Read the rest of the article here.

http://byregion.net/articles-healers/Scapegoating.html

Free1 03-10-2015 02:02 PM

Move out when you have the possibility, and then talk to your mother about how you feel about her behavior. Even if she do not listen then, you are at least standing on a better ground. Then leave and let go.

Belle 03-10-2015 03:01 PM

linen what an amazing article!

starling 03-10-2015 03:31 PM

Quote:

Originally Posted by CherryCherry
Hi everyone,

I know this sounds really pathetic, but I can't stand it anymore!

The women in my family are really b-tchy (sorry for the language) and are all nice to me when alone but when they're together they make fun of my appearance, tell me to shut up and that I'm a know-it-all when all I'm trying to do is help. They will literally all giggle and make shady comments about me, exchange looks and LOVE IT when I give a reaction.

My mum claims to be spiritual but then I catch her judging people. She is a good mother and has looked after me well, but loves to try and humiliate me in front of other family members or exaggerate about my behaviour (to make me sound bad).

I'm a thick skinned person but this is getting beyond the joke. If I ever refuse to help my mum further her spiritual practices (e g. Share my spiritual knowledge with her) I'm called 'a horrible person'... Yet when I try to help her improve something I'm a know-it-all. I get along with everyone at college, so I know that I'm not the problem! I'm not overly sensitive and don't get offended easily so I pretty much never argue with anyone (outside of the family, only these select female members).

When I said I was thinking of moving out next year (when I apply to uni) my mum was saying how much she'd miss me! She is the sweetest person when alone but turns into a monster with others. I cannot talk to her about her behaviour because she brushes it off and turns it on me!

Can anyone make suggestions?
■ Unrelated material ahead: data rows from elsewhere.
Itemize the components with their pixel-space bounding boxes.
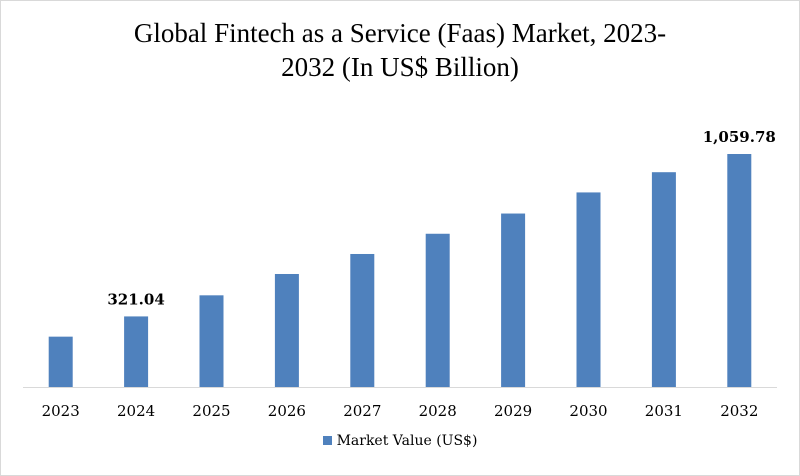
legend-label: Market Value (US$): [336, 433, 478, 449]
x-tick-label: 2027: [343, 402, 381, 420]
bar-2023: [48, 336, 73, 387]
x-tick-label: 2031: [645, 402, 683, 420]
bar-2024: [124, 316, 149, 387]
x-tick-label: 2025: [192, 402, 230, 420]
x-tick-label: 2023: [42, 402, 80, 420]
x-tick-label: 2026: [268, 402, 306, 420]
x-tick-label: 2032: [720, 402, 758, 420]
bar-2029: [501, 213, 526, 387]
x-tick-label: 2024: [117, 402, 155, 420]
chart-title-line-2: 2032 (In US$ Billion): [281, 52, 519, 82]
data-label: 321.04: [107, 290, 164, 308]
x-tick-label: 2030: [569, 402, 607, 420]
x-tick-label: 2029: [494, 402, 532, 420]
x-tick-label: 2028: [419, 402, 457, 420]
bar-2028: [425, 233, 450, 387]
chart-title: Global Fintech as a Service (Faas) Marke…: [0, 16, 800, 84]
chart-title-line-1: Global Fintech as a Service (Faas) Marke…: [133, 18, 667, 48]
bar-2032: [727, 154, 752, 387]
bar-2031: [651, 172, 676, 387]
bar-2025: [199, 295, 224, 387]
legend-swatch: [322, 436, 332, 445]
bar-2030: [576, 192, 601, 387]
bar-2026: [274, 273, 299, 387]
data-label: 1,059.78: [703, 128, 776, 146]
legend: Market Value (US$): [0, 433, 800, 449]
bar-2027: [350, 253, 375, 387]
I'm at my wits end.



Yes I can.

1) YOu are young woman and she is terrified of losing you.

2) "when they're together they make fun of my appearance"


May I ask why?

starling 03-10-2015 03:33 PM

Quote:

Originally Posted by Free1
Move out when you have the possibility, and then talk to your mother about how you feel about her behavior. Even if she do not listen then, you are at least standing on a better ground. Then leave and let go.



Good advice.

Clover 03-10-2015 03:58 PM

Linen offered good advice.

Not pathetic at all. I think your just ready to grow and move on.That is what we do as we age; we grow,evolve and move on to the next phase in life. No different than being in a bad relationship or marriage. We start resisting the people around us and awaken to the idea that where ever we are is no longer serving our greater purpose. Very common in your age group actually.
So ya, in short, save your money and move out. Nothing more rewarding than having your own space.

However, make no mistake, people will treat you the way you allow them to. Raise your voice, you matter, and your words matter. Maybe look into meditative exercises in clearing your throat chakra.